APEC officials were in Vietnam for the 2nd Senior Officials Meeting in preparation for the APEC Leaders’ summit to be held in Vietnam later this year. Connectivity was high on the agenda, as it is viewed as an essential driver for deepening regional economic integration, which is one of APEC’s four key priorities. APEC has launched a 2025 Connectivity Blueprint and is following this up with mid-term goals for 2020.

Pamela Mar spoke on connectivity as a driver for growth and economic integration at the quasi-governmental Pacific Economic Cooperation Council, which held its General meeting alongside the APEC meetings. First in a two-part series. Click here to read the second part, Growth in a Time of Change.

What makes connectivity important to Asia?

Manufacturing is the heart of Asia’s growth story, starting with the textiles and apparel industry that has historically been the entry point for poor countries and SMEs to participate in global trade. Over the past three decades, the expansion of consumer products supply chains in Asia has created jobs and wealth, and allowed the region to bring over 900 million people out of poverty.

Global supply chains depend on open borders and good connectivity, not just in terms of goods flow because a single product may comprise of inputs from different countries, but also in terms of infrastructure for data, people and standards to work seamlessly across borders.

But even as connectivity was once the key enabler of supply chains, it is no longer enough. As Marshall Goldsmith has said, “What got you here won’t get you there.”

What developments do Asia need other than connectivity?

In the past, developing Asia’s strength lay in its ability to build its manufacturing sector by using millions of unskilled workers, first in the Tiger economies, then in China, and then to Southeast and South Asia. This labor pool worked to ensure that a product went from design to delivery into stores in 36 to 40 weeks, and it is why this region effectively owns this segment of global manufacturing. This is also why consumers in the west have enjoyed three decades of price deflation for basic consumer goods.

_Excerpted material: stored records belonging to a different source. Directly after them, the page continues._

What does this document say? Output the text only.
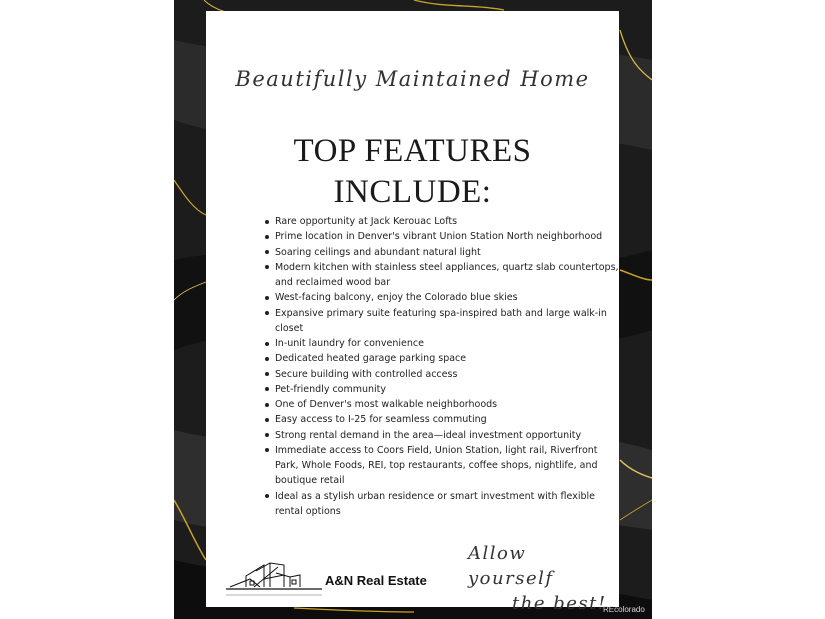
Beautifully Maintained Home
TOP FEATURES
INCLUDE:
Rare opportunity at Jack Kerouac Lofts
Prime location in Denver's vibrant Union Station North neighborhood
Soaring ceilings and abundant natural light
Modern kitchen with stainless steel appliances, quartz slab countertops, and reclaimed wood bar
West-facing balcony, enjoy the Colorado blue skies
Expansive primary suite featuring spa-inspired bath and large walk-in closet
In-unit laundry for convenience
Dedicated heated garage parking space
Secure building with controlled access
Pet-friendly community
One of Denver's most walkable neighborhoods
Easy access to I-25 for seamless commuting
Strong rental demand in the area—ideal investment opportunity
Immediate access to Coors Field, Union Station, light rail, Riverfront Park, Whole Foods, REI, top restaurants, coffee shops, nightlife, and boutique retail
Ideal as a stylish urban residence or smart investment with flexible rental options
A&N Real Estate
Allow yourself
the best!
REcolorado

But today, consumer product supply chains in the region must contend with three simultaneous mega-trends:

• Consumption in the West is stagnating and the growth in global consumption will be in Asia and the rest of the emerging world. We will see the rise of two billion new middle class consumers by 2030, primarily in Asia. And Asian consumers, and especially Chinese consumers, are some of the most connected, demanding, and fickle in the world.

• The exponential growth in computing power and especially of mobile, gives consumers new power while driving omni-channel retailing and e-commerce. Today China’s online retail sales are 40 per cent more than in the US despite the fact that its GDP per capita is only about a fifth of the US. E-commerce requires speed, customization and responsiveness to ever changing demand, a completely new equation for mass production.

• Sustainability is pushing up the social and environmental bar for entry into global markets. At the 2017 Copenhagen Fashion Summit, the Global Fashion Agenda was launched alongside a Call to Action for the fashion industry to revamp itself to be more responsible and sustainable.

These trends are pushing supply chains into a new world where they cannot only be about mass producing tens of thousands of products, to be sold before they are marked down. Today, fast fashion has taken the 36- to 40-week production and delivery cycle and slashed that down to 4 to 5 weeks; Amazon and other “pure plays” will reduce that cycle to just days.

In this world, being low-cost as a factory is no longer enough; it may even be a handicap. Tomorrow’s factory has engineers reading data, and modular flexible lines producing hundreds to be sold overnight, instead of 25,000 to be sold over six months.

Supply chains must sense demand, anticipate needs based on multiple data points both inside and outside the network, and then fulfill those incrementally with an automated, data-driven, responsive supply network.

In other words, we have to transform the thousands of consumer products factories in Asia, where workers are unskilled, systems are basic, and everything is manual – to compete in a world where they need to be agile, sustainable and data-driven.